Here is Will's thrashing of Thompson.

Consider his confusion the next day when talk radio host Laura Ingraham asked him about something he ardently supported -- the McCain-Feingold expansion of government regulation of political speech. His rambling, incoherent explanation was just clear enough to be alarming about what he believes, misremembers and does not know.

Thompson said he had advocated McCain-Feingold to prevent, among other things, corporations and labor unions from "giving large sums of money to individual politicians." But corporate and union contributions to individual candidates were outlawed in 1907 and 1947, respectively.

Ingraham asked about McCain-Feingold's ban on issue ads that mention a candidate close to an election. He blamed an unidentified "they" who "added on" that provision, which he implied was a hitherto undiscussed surprise.

But surely he knows that bills containing the ban had been introduced in previous sessions of Congress before passage in 2002.

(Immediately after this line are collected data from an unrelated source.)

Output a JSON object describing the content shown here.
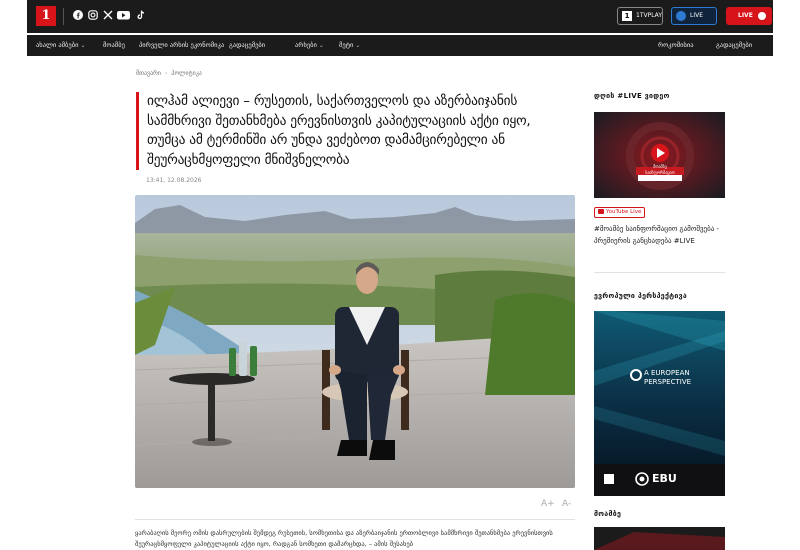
{
  "header": {
    "logo": "1",
    "social_icons": [
      "facebook-icon",
      "instagram-icon",
      "x-icon",
      "youtube-icon",
      "tiktok-icon"
    ],
    "btn_1tv_label": "1TVPLAY",
    "btn_live_blue_label": "LIVE",
    "btn_live_red_label": "LIVE"
  },
  "nav": {
    "left": [
      {
        "label": "ახალი ამბები",
        "has_menu": true
      },
      {
        "label": "მოამბე",
        "has_menu": false
      },
      {
        "label": "პირველი არხის ეკონომიკა",
        "has_menu": false
      },
      {
        "label": "გადაცემები",
        "has_menu": false
      },
      {
        "label": "არხები",
        "has_menu": true
      },
      {
        "label": "მეტი",
        "has_menu": true
      }
    ],
    "right": [
      {
        "label": "როკომისია"
      },
      {
        "label": "გადაცემები"
      }
    ]
  },
  "breadcrumb": {
    "home": "მთავარი",
    "current": "პოლიტიკა"
  },
  "article": {
    "headline": "ილჰამ ალიევი – რუსეთის, საქართველოს და აზერბაიჯანის სამმხრივი შეთანხმება ერევნისთვის კაპიტულაციის აქტი იყო, თუმცა ამ ტერმინში არ უნდა ვეძებოთ დამამცირებელი ან შეურაცხმყოფელი მნიშვნელობა",
    "timestamp": "13:41, 12.08.2026",
    "font_up": "A+",
    "font_down": "A-",
    "body": "ყარაბაღის მეორე ომის დასრულების შემდეგ რუსეთის, სომხეთისა და აზერბაიჯანის ერთობლივი სამმხრივი შეთანხმება ერევნისთვის შეურაცხმყოფელი კაპიტულაციის აქტი იყო, რადგან სომხეთი დამარცხდა, – ამის შესახებ"
  },
  "sidebar": {
    "live_title": "დღის #LIVE ვიდეო",
    "live_thumb_text": "მოამბე საინფორმაციო გამოშვება",
    "youtube_badge": "YouTube Live",
    "live_caption": "#მოამბე საინფორმაციო გამოშვება - პრემიერის განცხადება #LIVE",
    "euro_title": "ევროპული პერსპექტივა",
    "euro_thumb_brand": "A EUROPEAN PERSPECTIVE",
    "euro_ebu": "EBU",
    "moambe_title": "მოამბე"
  },
  "colors": {
    "accent": "#d7141a",
    "dark_bar": "#1b1b1b",
    "blue": "#2f7bd4"
  }
}
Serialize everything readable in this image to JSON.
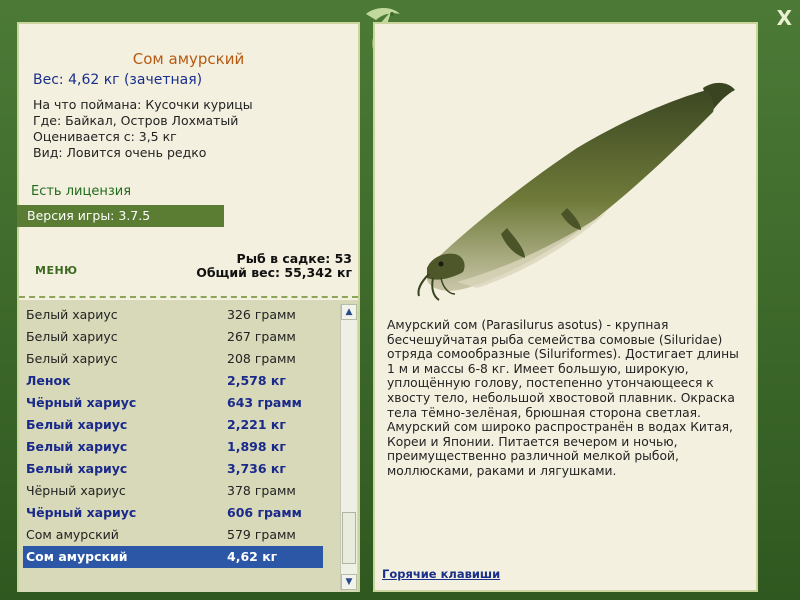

In 1997, Thompson chaired a Senate committee investigating 1996 election spending. In its final report, issued in 1998, Thompson's committee recommended a statutory "restriction on issue advocacy" during "a set period prior to an election" when the speech includes "any use of a candidate's name or image." And in 1999, Thompson co-sponsored legislation containing what became, in 2002, the McCain-Feingold blackout periods imposed on any television or radio ad that "refers to" a candidate for federal office -- a portion of which the Supreme Court in June declared unconstitutional.

Thompson, contrary to his current memories, was deeply involved in expanding government restrictions on political speech generally and the ban on issue ads specifically. Yet he told Ingraham "I voted for all of it," meaning McCain-Feingold, but said "I don't support that" provision of it.

Oh? Why, then, did he file his own brief urging the Supreme Court to uphold McCain-Feingold, stressing Congress' especially "compelling interest" in squelching issue ads that "influence" elections?

Most lamely, Thompson takes credit for McCain-Feingold doubling the amount of "hard money" an individual can give to a candidate, which he says reduces the advantages of incumbency. But that is absurd: Most hard money flows to incumbents.

Ingraham asked why government should be telling individuals how much they can give to fund political speech by candidates they support. Thompson replied: "Why should the government ... tell a loan officer that he cannot accept money from someone trying to get a loan from him ... and then go ahead and give that person a loan? ... I mean, it's bribery in the real world."

So he believes, as zealous regulators of political speech do, that political contributions are incipient bribes -- but that bribery begins with contributions larger than $2,300.

1 comment:

BillT said...

"More importantly he absolutely eviscerates Thompson on campaign finance reform."

That is the central point in my choosing not to support Thompson. Though, there are many other good reasons to avoid voting for him as well, not the least of which are his murky and somewhat disjointed connections and policy positions on the Middle East.

If only Rudy didn't have such a woeful position on the 2nd amendment, I'd support him without reservation. We'll see how it all plays out.